O Céu voltará para trás

j 

O Professor explica o tempo


“FILHO”, disse, “no seu atual estado você não tem como compreender a eternidade: quando Anodos olhou pela porta da eternidade ele não retornou com mensagem alguma. Mas você pode ter uma idéia dela se disser que tanto o bem quanto o mal, quando plenamente desenvolvidos, se tornam retrospectivos. Não somente este vale, mas todo o passado terreno deles terão sido um Céu para os que são salvos. Não apenas o crepúsculo naquela cidade, mas toda a vida na Terra será vista, então, pelos perdidos, como um Inferno. É isso que os mortais interpretam mal. A respeito de um sofrimento temporário eles dizem: ‘Não há bem-aventurança futura capaz de compensar isso’ – sem saber que o Céu, uma vez alcançado, terá efeito retroativo, tornando em glória até mesmo essa agonia.

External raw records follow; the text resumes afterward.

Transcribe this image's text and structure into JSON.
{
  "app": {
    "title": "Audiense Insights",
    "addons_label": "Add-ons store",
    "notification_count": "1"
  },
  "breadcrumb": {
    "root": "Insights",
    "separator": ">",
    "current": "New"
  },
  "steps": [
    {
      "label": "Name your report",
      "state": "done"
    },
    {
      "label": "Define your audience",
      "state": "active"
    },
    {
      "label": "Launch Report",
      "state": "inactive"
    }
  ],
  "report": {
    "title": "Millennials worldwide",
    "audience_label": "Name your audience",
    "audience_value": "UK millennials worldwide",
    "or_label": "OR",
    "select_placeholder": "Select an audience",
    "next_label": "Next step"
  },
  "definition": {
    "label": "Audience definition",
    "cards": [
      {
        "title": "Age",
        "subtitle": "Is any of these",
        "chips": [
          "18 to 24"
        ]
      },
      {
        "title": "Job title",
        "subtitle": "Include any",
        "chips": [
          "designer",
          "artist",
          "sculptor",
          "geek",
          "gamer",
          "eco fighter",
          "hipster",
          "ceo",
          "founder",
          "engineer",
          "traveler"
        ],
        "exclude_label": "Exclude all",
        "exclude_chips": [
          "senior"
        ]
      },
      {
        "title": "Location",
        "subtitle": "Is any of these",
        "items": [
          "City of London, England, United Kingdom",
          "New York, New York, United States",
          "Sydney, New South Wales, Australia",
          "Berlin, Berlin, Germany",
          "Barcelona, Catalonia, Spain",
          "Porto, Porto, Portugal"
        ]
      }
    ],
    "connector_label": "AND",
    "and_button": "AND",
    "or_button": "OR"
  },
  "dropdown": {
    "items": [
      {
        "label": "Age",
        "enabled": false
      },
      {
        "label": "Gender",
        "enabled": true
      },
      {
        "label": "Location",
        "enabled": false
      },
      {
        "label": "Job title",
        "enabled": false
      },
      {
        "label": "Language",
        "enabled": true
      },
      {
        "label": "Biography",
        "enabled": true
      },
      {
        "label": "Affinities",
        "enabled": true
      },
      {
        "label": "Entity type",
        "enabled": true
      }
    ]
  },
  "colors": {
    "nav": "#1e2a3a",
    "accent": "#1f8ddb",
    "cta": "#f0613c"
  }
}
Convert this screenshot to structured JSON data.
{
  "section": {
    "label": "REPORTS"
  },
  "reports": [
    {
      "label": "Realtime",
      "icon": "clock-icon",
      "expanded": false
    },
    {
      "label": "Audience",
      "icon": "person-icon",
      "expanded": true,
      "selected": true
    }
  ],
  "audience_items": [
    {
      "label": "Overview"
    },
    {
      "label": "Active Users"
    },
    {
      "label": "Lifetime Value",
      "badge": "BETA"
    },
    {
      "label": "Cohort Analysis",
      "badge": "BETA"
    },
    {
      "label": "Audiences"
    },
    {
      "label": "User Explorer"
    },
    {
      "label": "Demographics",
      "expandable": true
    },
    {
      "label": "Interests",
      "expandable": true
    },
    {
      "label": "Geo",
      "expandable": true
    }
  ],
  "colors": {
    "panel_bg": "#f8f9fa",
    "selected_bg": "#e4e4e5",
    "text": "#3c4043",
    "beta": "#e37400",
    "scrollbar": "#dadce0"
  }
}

E quando se trata de algum prazer pecaminoso, dizem: ‘Deixe-me gozar só isso, e assumirei as conseqüências’ – sem ter a mínima noção de como a condenação terá efeito retroativo sobre o seu passado, contaminando todo o prazer trazido pelo pecado. Ambos os processos têm início até mesmo antes da morte. O passado do homem bom começa a modificar-se de forma tal que os seus pecados perdoados e sofrimentos lembrados passam a assumir o gostinho do Céu; o passado do homem mau já se conforma à sua maldade e se enche só de miséria. É por isso que no fim de tudo, quando o sol nascer aqui e o crepúsculo lá embaixo se transformar em trevas, os Abençoados dirão: ‘Jamais vivemos em outro lugar que não fosse o Céu.’ E os Perdidos dirão: ‘Sempre estivemos no Inferno.’ E ambos estarão dizendo a verdade.”
– de The Great Divorce [O Grande Abismo]


Retirada de Um Ano com C. S. Lewis (Editora Ultimato, 2005).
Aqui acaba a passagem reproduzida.